Climate change is upon us. This is accepted by pretty much anyone who’s bothered to even glance at any of the scientific literature. It’s also pretty well-accepted that we’ve screwed up the planet in a host of other ways. Fish species are crashing globally due to overfishing. Pesticides and other synthetic chemical contaminants have been found on all continentsčyes, even Antarcticačand in human and animal populations far removed from places they have ever been used. America is using Africa, Asia, and Native American reservations as dumping grounds for toxic wastes. Honeybees, essential for pollination of many important food crops, are disappearing nationwide. The ozone layer is depleted, everything is polluted, and so on, ad nauseum. We all know this.

Yet the significance doesn’t seem to sink in. I certainly struggle to keep mindful of it. This is not something that recycling will fix. This is not something government regulation will fix, even if it were plausible that our government would actually do something.

Yet we all seem to feel that as long as we’re recycling or voting for certain candidates, then if things still get worse, well, that sucks but, we did what we could. Why should this be so?

The inconvenient truth is, it’s profitable to destroy the environment. When a forest gets cut down, when a factory pollutes, when pesticides and other toxic chemicals are used, the GDP goes up. When the seas are so overfished that fish stocks are depleted, the GDP still goes up. When we go to war to secure the resources of another nation, the GDP goes up. When someone gets diagnosed and treated for cancer, the GDP goes up.

Although it is a small step in the right direction, changing how we calculate the GDP will not solve this problem. Our economic system is based on destroying the planet, and our political system is built on our economic system. If we are to change this, we must first change ourselves. We must all radically rethink how we live and consume.

Everything we consume is produced somewhere. Everything that’s produced has to come from somewhere and has to go somewhere. This includes the often toxic and non-disposable byproducts of production. Scientists and inventors are brilliant at finding ways to incorporate those toxic wastes into other products and then sell them to us; however, this simply places one more step between where the products come from and where they end up.

All this does is further mystify the production process, making it even harder for consumers to know what we’re getting and where it came from. This also further insulates the producers from social responsibility for their products and by-products. What others don’t know can’t hurt you.

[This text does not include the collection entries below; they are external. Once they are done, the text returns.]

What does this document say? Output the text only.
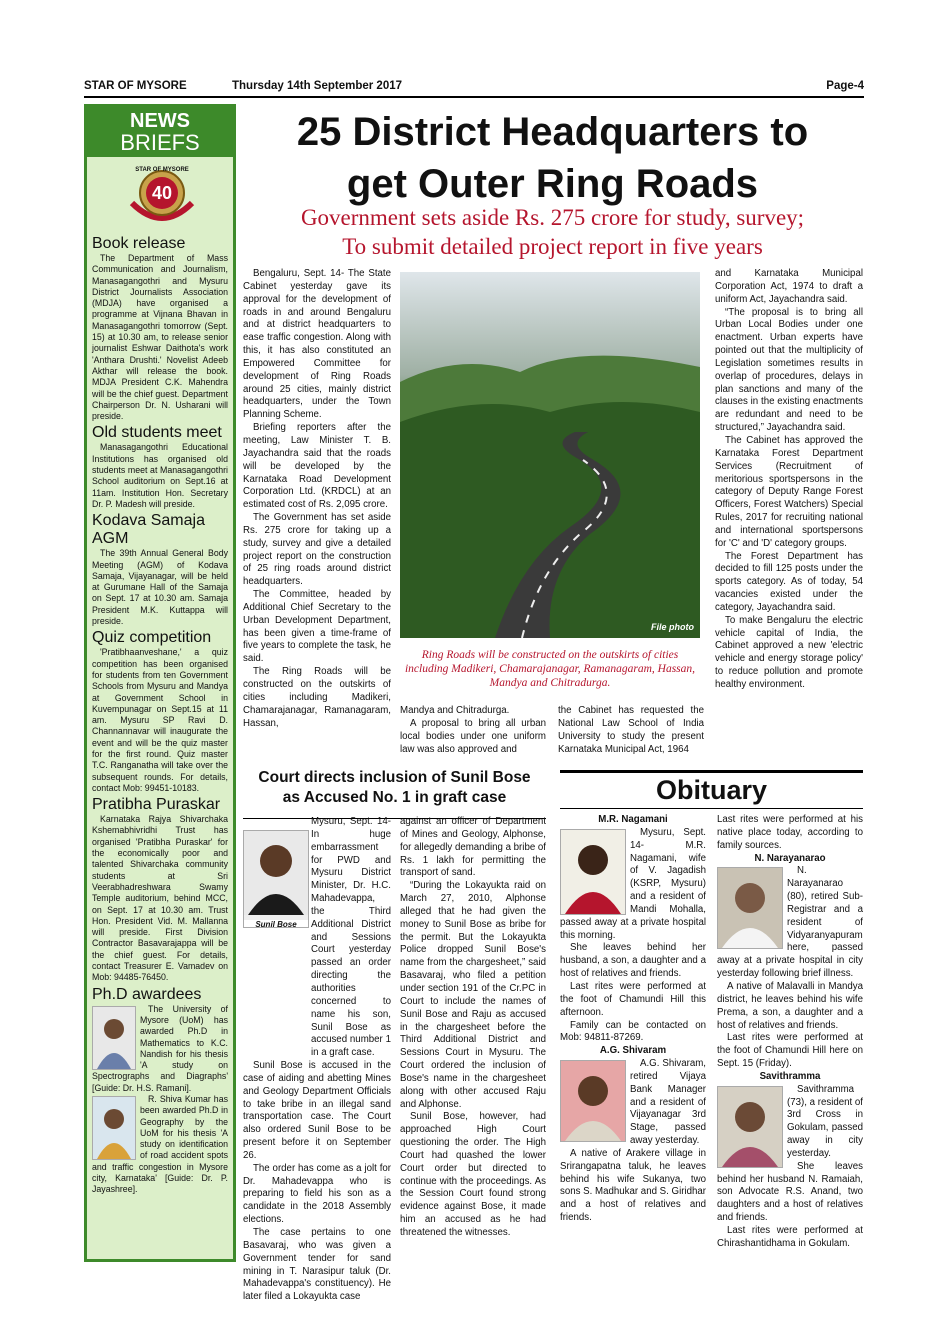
STAR OF MYSORE	Thursday 14th September 2017	Page-4
NEWS
BRIEFS
STAR OF MYSORE
40
Book release

The Department of Mass Communication and Journalism, Manasagangothri and Mysuru District Journalists Association (MDJA) have organised a programme at Vijnana Bhavan in Manasagangothri tomorrow (Sept. 15) at 10.30 am, to release senior journalist Eshwar Daithota's work 'Anthara Drushti.' Novelist Adeeb Akthar will release the book. MDJA President C.K. Mahendra will be the chief guest. Department Chairperson Dr. N. Usharani will preside.

Old students meet

Manasagangothri Educational Institutions has organised old students meet at Manasagangothri School auditorium on Sept.16 at 11am. Institution Hon. Secretary Dr. P. Madesh will preside.

Kodava Samaja AGM

The 39th Annual General Body Meeting (AGM) of Kodava Samaja, Vijayanagar, will be held at Gurumane Hall of the Samaja on Sept. 17 at 10.30 am. Samaja President M.K. Kuttappa will preside.

Quiz competition

'Pratibhaanveshane,' a quiz competition has been organised for students from ten Government Schools from Mysuru and Mandya at Government School in Kuvempunagar on Sept.15 at 11 am. Mysuru SP Ravi D. Channannavar will inaugurate the event and will be the quiz master for the first round. Quiz master T.C. Ranganatha will take over the subsequent rounds. For details, contact Mob: 99451-10183.

Pratibha Puraskar

Karnataka Rajya Shivarchaka Kshemabhivridhi Trust has organised 'Pratibha Puraskar' for the economically poor and talented Shivarchaka community students at Sri Veerabhadreshwara Swamy Temple auditorium, behind MCC, on Sept. 17 at 10.30 am. Trust Hon. President Vid. M. Mallanna will preside. First Division Contractor Basavarajappa will be the chief guest. For details, contact Treasurer E. Vamadev on Mob: 94485-76450.

Ph.D awardees

The University of Mysore (UoM) has awarded Ph.D in Mathematics to K.C. Nandish for his thesis 'A study on Spectrographs and Diagraphs' [Guide: Dr. H.S. Ramani].

R. Shiva Kumar has been awarded Ph.D in Geography by the UoM for his thesis 'A study on identification of road accident spots and traffic congestion in Mysore city, Karnataka' [Guide: Dr. P. Jayashree].

25 District Headquarters to
get Outer Ring Roads
Government sets aside Rs. 275 crore for study, survey;
To submit detailed project report in five years

Bengaluru, Sept. 14- The State Cabinet yesterday gave its approval for the development of roads in and around Bengaluru and at district headquarters to ease traffic congestion. Along with this, it has also constituted an Empowered Committee for development of Ring Roads around 25 cities, mainly district headquarters, under the Town Planning Scheme.

Briefing reporters after the meeting, Law Minister T. B. Jayachandra said that the roads will be developed by the Karnataka Road Development Corporation Ltd. (KRDCL) at an estimated cost of Rs. 2,095 crore.

The Government has set aside Rs. 275 crore for taking up a study, survey and give a detailed project report on the construction of 25 ring roads around district headquarters.

The Committee, headed by Additional Chief Secretary to the Urban Development Department, has been given a time-frame of five years to complete the task, he said.

The Ring Roads will be constructed on the outskirts of cities including Madikeri, Chamarajanagar, Ramanagaram, Hassan,

File photo
Ring Roads will be constructed on the outskirts of cities including Madikeri, Chamarajanagar, Ramanagaram, Hassan, Mandya and Chitradurga.

Mandya and Chitradurga.

A proposal to bring all urban local bodies under one uniform law was also approved and

the Cabinet has requested the National Law School of India University to study the present Karnataka Municipal Act, 1964

and Karnataka Municipal Corporation Act, 1974 to draft a uniform Act, Jayachandra said.

“The proposal is to bring all Urban Local Bodies under one enactment. Urban experts have pointed out that the multiplicity of Legislation sometimes results in overlap of procedures, delays in plan sanctions and many of the clauses in the existing enactments are redundant and need to be structured,” Jayachandra said.

The Cabinet has approved the Karnataka Forest Department Services (Recruitment of meritorious sportspersons in the category of Deputy Range Forest Officers, Forest Watchers) Special Rules, 2017 for recruiting national and international sportspersons for 'C' and 'D' category groups.

The Forest Department has decided to fill 125 posts under the sports category. As of today, 54 vacancies existed under the category, Jayachandra said.

To make Bengaluru the electric vehicle capital of India, the Cabinet approved a new 'electric vehicle and energy storage policy' to reduce pollution and promote healthy environment.

Court directs inclusion of Sunil Bose
as Accused No. 1 in graft case
Sunil Bose

Mysuru, Sept. 14- In huge embarrassment for PWD and Mysuru District Minister, Dr. H.C. Mahadevappa, the Third Additional District and Sessions Court yesterday passed an order directing the authorities concerned to name his son, Sunil Bose as accused number 1 in a graft case.

Sunil Bose is accused in the case of aiding and abetting Mines and Geology Department Officials to take bribe in an illegal sand transportation case. The Court also ordered Sunil Bose to be present before it on September 26.

The order has come as a jolt for Dr. Mahadevappa who is preparing to field his son as a candidate in the 2018 Assembly elections.

The case pertains to one Basavaraj, who was given a Government tender for sand mining in T. Narasipur taluk (Dr. Mahadevappa's constituency). He later filed a Lokayukta case

against an officer of Department of Mines and Geology, Alphonse, for allegedly demanding a bribe of Rs. 1 lakh for permitting the transport of sand.

“During the Lokayukta raid on March 27, 2010, Alphonse alleged that he had given the money to Sunil Bose as bribe for the permit. But the Lokayukta Police dropped Sunil Bose's name from the chargesheet,” said Basavaraj, who filed a petition under section 191 of the Cr.PC in Court to include the names of Sunil Bose and Raju as accused in the chargesheet before the Third Additional District and Sessions Court in Mysuru. The Court ordered the inclusion of Bose's name in the chargesheet along with other accused Raju and Alphonse.

Sunil Bose, however, had approached High Court questioning the order. The High Court had quashed the lower Court order but directed to continue with the proceedings. As the Session Court found strong evidence against Bose, it made him an accused as he had threatened the witnesses.

Obituary
M.R. Nagamani

Mysuru, Sept. 14- M.R. Nagamani, wife of V. Jagadish (KSRP, Mysuru) and a resident of Mandi Mohalla, passed away at a private hospital this morning.

She leaves behind her husband, a son, a daughter and a host of relatives and friends.

Last rites were performed at the foot of Chamundi Hill this afternoon.

Family can be contacted on Mob: 94811-87269.

A.G. Shivaram

A.G. Shivaram, retired Vijaya Bank Manager and a resident of Vijayanagar 3rd Stage, passed away yesterday.

A native of Arakere village in Srirangapatna taluk, he leaves behind his wife Sukanya, two sons S. Madhukar and S. Giridhar and a host of relatives and friends.

Last rites were performed at his native place today, according to family sources.

N. Narayanarao

N. Narayanarao (80), retired Sub-Registrar and a resident of Vidyaranyapuram here, passed away at a private hospital in city yesterday following brief illness.

A native of Malavalli in Mandya district, he leaves behind his wife Prema, a son, a daughter and a host of relatives and friends.

Last rites were performed at the foot of Chamundi Hill here on Sept. 15 (Friday).

Savithramma

Savithramma (73), a resident of 3rd Cross in Gokulam, passed away in city yesterday.

She leaves behind her husband N. Ramaiah, son Advocate R.S. Anand, two daughters and a host of relatives and friends.

Last rites were performed at Chirashantidhama in Gokulam.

So what does this mean for us? We need to radically rethink our place on these commodity chains of resources, producers, and consumers. As much as possible, stop being consumers. Know where the products you buy come from and what will happen to them after you throw them away. If you can’t find out, don’t buy it. Every product we buy, every mile we drive in our cars, actually everything we do has an impact on the planet and on other people. We need to recognize this, and start incorporating this knowledge into the way we live our lives.